Ergenekon davası olmasaydı Türkiye hiçbir şey yapılamazdı. Şu an konuştuğumuz şeylerden hiç birinin yapılma imkânı olmazdı. Bu gerçekliği bilenler, bile bile haksızlık yapıyor.
 
Mısırdaki değişimi eleştirenler kısa sürede bir şeyler yapmaya çalışmaları yanlıştı diyenler, bizi de neden bir anda bütün değişimi bir anda yapmıyorsunuz.
 
Bakın devlet çok zor bir eşiği aştı. Devlet resmen Kürtçe eğitim dili oldu. Bakın CHP düne kadar bize neden hakları kısarak veriyorsunuz demişlerdi şimdi bu paketi dava ediyorlar.
 
CHP ANDIN KALDIRILMASINABİLE KARŞI ÇIKIYOR?
 
Kürt gençleri geçmiş biraz okumalıdır.
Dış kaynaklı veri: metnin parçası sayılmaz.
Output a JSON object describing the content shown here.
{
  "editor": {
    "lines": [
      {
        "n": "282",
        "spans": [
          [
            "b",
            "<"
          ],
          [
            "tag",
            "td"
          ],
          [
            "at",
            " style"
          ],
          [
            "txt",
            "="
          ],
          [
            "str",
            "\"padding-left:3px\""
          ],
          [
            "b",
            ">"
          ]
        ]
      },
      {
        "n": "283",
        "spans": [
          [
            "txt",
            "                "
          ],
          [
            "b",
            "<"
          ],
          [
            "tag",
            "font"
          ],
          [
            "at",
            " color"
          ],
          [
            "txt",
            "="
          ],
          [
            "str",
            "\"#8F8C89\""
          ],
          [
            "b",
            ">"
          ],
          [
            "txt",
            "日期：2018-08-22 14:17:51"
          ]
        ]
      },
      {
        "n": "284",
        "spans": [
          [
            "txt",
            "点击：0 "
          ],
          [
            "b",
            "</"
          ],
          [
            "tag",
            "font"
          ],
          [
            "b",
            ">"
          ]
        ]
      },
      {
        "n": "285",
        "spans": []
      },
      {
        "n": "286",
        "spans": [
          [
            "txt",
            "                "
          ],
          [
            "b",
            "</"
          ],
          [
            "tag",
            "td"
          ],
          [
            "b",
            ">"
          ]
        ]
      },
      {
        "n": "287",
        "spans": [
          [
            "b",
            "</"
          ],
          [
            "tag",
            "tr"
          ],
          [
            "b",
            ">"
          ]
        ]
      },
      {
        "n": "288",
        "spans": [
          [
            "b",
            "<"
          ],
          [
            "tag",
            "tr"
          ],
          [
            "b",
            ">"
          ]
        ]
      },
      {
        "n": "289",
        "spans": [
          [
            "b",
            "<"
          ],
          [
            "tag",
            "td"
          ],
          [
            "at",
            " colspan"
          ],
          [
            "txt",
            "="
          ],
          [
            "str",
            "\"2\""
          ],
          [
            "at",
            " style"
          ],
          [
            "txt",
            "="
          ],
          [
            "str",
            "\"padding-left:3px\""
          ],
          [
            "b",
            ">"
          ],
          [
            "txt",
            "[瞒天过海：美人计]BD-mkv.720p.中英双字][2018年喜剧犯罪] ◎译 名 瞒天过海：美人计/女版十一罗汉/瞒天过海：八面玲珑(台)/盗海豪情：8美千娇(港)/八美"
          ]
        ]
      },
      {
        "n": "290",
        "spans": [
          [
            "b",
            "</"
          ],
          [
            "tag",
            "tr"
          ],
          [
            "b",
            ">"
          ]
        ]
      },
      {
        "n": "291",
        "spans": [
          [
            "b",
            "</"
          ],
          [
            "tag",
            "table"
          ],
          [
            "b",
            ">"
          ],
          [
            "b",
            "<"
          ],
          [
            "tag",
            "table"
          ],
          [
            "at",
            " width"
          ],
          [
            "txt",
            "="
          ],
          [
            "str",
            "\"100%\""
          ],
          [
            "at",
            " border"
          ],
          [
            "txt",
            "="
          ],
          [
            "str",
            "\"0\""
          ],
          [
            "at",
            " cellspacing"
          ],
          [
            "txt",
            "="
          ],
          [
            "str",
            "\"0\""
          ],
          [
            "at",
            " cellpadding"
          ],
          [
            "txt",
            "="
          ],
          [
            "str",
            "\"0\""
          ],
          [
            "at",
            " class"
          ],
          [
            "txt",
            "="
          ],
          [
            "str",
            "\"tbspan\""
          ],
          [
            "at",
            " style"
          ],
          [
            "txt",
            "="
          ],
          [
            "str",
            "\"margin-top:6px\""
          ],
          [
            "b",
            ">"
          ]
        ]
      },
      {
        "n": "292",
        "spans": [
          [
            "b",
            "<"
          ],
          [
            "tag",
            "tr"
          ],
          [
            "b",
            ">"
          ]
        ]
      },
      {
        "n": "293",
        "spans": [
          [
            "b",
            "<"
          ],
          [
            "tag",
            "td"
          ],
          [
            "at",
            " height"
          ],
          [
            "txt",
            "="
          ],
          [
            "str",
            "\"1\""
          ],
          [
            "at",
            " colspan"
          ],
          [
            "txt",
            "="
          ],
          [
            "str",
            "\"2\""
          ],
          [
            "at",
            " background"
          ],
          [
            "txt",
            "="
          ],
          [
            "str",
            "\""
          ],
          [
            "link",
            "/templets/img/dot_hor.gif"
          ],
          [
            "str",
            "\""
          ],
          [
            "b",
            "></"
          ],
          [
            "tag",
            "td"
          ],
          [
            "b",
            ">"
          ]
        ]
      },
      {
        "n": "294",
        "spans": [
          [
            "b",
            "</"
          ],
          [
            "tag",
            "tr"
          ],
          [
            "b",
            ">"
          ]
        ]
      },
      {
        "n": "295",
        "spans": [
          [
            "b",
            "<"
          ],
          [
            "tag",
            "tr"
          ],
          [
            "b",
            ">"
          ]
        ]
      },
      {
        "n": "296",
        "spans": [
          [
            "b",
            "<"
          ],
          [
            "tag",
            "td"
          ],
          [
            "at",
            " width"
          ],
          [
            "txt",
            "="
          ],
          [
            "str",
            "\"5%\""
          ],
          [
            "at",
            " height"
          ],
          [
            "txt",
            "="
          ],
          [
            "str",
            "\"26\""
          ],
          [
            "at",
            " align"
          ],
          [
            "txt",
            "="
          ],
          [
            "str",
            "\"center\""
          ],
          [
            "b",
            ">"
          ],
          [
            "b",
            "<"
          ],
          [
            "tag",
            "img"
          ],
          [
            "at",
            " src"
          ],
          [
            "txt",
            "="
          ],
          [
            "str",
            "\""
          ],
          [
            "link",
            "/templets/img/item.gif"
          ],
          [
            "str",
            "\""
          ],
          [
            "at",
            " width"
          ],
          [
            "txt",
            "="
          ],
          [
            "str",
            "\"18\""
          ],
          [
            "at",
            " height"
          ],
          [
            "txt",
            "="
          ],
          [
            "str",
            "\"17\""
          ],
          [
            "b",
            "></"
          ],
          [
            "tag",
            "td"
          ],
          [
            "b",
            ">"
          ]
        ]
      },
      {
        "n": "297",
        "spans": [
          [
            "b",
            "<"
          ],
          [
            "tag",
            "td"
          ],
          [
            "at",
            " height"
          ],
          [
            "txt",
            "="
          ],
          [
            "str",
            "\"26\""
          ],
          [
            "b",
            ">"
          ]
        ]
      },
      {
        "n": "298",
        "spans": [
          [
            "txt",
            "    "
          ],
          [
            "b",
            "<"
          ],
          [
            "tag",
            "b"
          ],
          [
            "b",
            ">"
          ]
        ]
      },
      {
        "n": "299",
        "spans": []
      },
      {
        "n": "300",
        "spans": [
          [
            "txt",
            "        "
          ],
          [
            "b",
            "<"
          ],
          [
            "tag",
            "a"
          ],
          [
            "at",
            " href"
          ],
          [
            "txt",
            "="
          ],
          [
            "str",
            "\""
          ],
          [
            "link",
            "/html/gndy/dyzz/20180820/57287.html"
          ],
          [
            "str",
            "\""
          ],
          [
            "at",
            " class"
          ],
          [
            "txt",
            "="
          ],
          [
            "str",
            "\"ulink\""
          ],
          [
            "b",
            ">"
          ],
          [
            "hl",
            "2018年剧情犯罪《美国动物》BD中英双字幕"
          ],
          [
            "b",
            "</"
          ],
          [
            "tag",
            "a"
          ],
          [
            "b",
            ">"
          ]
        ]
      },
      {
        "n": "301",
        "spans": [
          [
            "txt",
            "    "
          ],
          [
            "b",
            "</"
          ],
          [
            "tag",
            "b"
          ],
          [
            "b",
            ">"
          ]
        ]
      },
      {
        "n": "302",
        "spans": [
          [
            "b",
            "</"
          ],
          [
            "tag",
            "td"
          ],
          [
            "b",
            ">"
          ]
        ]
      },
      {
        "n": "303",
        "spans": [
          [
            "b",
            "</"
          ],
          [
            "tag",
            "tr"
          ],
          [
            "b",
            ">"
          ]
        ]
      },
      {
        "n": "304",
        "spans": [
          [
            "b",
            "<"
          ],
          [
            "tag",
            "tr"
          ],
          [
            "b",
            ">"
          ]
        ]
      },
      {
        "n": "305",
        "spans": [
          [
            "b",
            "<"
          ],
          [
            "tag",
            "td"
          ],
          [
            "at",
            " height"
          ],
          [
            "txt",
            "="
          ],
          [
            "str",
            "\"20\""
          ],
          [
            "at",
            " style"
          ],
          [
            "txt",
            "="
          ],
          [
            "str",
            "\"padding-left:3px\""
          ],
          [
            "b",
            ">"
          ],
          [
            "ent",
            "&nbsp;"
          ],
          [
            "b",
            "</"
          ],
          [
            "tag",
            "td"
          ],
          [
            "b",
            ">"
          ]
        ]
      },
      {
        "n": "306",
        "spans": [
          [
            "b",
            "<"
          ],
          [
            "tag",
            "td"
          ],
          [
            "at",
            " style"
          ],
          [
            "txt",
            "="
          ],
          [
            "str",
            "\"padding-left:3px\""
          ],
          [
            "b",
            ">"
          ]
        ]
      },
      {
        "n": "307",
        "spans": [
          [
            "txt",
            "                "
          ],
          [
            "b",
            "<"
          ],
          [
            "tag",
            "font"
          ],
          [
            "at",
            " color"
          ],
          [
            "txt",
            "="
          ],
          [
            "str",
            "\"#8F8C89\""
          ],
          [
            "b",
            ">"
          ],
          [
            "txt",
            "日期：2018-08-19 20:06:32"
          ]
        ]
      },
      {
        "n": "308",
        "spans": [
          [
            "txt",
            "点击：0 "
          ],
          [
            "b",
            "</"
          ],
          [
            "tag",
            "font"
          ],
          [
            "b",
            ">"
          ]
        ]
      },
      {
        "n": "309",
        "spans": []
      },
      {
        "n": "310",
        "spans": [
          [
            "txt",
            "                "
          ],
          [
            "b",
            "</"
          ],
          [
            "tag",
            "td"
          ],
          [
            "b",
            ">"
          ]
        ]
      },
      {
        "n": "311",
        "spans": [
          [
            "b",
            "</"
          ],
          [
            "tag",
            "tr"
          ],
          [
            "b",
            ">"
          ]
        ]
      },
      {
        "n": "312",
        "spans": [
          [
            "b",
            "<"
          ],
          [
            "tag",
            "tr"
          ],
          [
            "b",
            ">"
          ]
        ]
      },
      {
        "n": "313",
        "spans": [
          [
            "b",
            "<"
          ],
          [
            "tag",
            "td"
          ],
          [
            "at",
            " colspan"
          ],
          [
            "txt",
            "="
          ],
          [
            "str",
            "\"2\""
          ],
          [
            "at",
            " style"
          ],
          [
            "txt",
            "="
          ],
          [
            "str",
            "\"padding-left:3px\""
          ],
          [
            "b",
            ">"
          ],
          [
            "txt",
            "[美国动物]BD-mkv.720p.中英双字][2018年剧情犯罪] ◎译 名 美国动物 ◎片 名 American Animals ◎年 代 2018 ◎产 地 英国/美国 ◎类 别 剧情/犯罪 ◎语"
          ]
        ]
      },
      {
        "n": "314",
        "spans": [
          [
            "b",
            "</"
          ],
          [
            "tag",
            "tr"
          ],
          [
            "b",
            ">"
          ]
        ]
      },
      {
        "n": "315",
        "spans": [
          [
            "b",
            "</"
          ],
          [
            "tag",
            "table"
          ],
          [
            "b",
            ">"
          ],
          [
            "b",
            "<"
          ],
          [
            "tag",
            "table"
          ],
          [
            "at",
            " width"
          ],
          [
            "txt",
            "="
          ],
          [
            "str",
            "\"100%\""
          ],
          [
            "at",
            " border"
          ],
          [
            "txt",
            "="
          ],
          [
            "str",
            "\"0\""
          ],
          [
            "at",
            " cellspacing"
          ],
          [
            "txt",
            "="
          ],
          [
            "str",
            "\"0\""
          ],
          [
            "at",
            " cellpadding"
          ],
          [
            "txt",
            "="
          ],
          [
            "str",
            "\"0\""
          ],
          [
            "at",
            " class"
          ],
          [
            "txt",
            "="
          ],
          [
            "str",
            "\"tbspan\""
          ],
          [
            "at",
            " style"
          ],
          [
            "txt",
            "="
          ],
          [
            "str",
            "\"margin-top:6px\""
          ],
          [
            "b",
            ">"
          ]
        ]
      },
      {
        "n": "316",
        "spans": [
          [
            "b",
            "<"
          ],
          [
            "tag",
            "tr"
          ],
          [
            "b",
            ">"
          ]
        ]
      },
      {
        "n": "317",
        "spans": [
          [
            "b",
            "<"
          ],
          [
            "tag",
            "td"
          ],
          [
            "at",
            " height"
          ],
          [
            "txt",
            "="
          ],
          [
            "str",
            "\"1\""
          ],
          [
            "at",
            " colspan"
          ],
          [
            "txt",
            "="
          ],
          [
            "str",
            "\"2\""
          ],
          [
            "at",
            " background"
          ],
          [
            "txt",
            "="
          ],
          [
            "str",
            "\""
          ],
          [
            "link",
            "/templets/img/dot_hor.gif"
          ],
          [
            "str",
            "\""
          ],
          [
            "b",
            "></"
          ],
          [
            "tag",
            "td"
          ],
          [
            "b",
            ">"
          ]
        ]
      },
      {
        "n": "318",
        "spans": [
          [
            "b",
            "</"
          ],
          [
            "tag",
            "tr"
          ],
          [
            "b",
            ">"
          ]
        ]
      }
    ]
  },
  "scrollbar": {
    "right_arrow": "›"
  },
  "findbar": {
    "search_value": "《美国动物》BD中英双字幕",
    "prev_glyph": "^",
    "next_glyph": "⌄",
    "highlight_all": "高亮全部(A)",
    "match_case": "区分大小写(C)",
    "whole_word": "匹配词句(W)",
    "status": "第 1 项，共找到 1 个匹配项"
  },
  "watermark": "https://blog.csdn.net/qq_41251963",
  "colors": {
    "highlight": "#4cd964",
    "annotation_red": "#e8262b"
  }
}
Bakın 80 ihtilalinden önce Kürt hareketinin siyaseten bir yerlere geleceği bir dönemdir 1975 yılından sonra Kürt siyasal hareketi önemli mesafeler kat ediyor. O dönemde çok önemli bir değişikliğin olduğunu görüyoruz. Devlet eliyle Kürt siyasi hareketi şiddete yönlendiriliyor. Türkiye’nin bir daha normalleşmemesine, demokratikleşmemesine neden olacak çatışma kültürüne evriliyor.  
 
Devlette görev yapan art niyetle  insanlar  PKK’nın büyümesine zemin hazırladı. Bunların yanlış uygulamaları halkı hayattan bezdirerek, devletin kendisine açılan yolun kapanmasına neden oldu.
 
Bu çatışma kültürü bu güne kadar devam ediyor. Bunun en büyük destekçisi de yine soldur.  . Marjinal sol gruplardır. Bütün bunlar Kürtleri o çatışmanın ortasına atmışlardır. 80 dönemi darbesini gerçekleştirmek için her türlü ittifakı gerçekleştirmişlerdir. Kürtleri siyaseten tutturdukları yoldan çevirerek bu güne kadar süregelen çatışma ortamının oluşmasını sağlamışlardır.  Sesken öncesine çok iyi bakmak gerekir.  
 
Ben bir Kürdüm. Türkiye Cumhuriyetinde siyaset yapıyorum. Gasp edilen bütün hakların geri verilmesi için mücadele ediyorum. Çatışmayı ve kavgayı bitirmek çalışan siyasal anlayışa mensup bir partinin üyesiyim. Bu güne kadar yaşanan ölümlerin bitmesi için çaba sarf ediyorum.  Buna rağmen kendi bölgemde bunu söylemem abesle iştigal gibi bir söylem ortaya çıkıyorsa o onların sorunudur. Ben Kürt sorununun bitmesi için çaba sarf eden bir kardeşinizim.
 
Bakın iz 2009 yılında Faqı Teyran Festivalini düzenledik.  Bahçesaray’da yatana bilinmeyen bir insanı öğretileriyle Yunus Emre’den hiçte aşağı kalmayacak bir kişiliği bir kürdü dünyaya tanıtmak istiyoruz. O güne kadar Bahçesaray’da yaşayan insanların yarısından fazlası bile bundan habersizdi. Biz bunu uluslararası festivali kadar çıkardık. Buna rağmen o cenah bize yapmadığını bırakmadı. Belden aşağı vurdular. Ben BDP üst düzey bir yöneticiye bu yapılanların doğru olmadığını yaptığımız güzel işlere karşı bize yapılanların nedenini sorduğumda bana ‘Bizim alanımıza girmeyin’ diye cevap verdi.
 
BİZİM ALANIMIZA GİRMEYİN DEMEKLE NEYİ KAST ETTİLER?
 
Herhalde Kürt hakları BDP’nin temelinde demek istemiştir. Yanlış anlamadımsa öyle demiştir.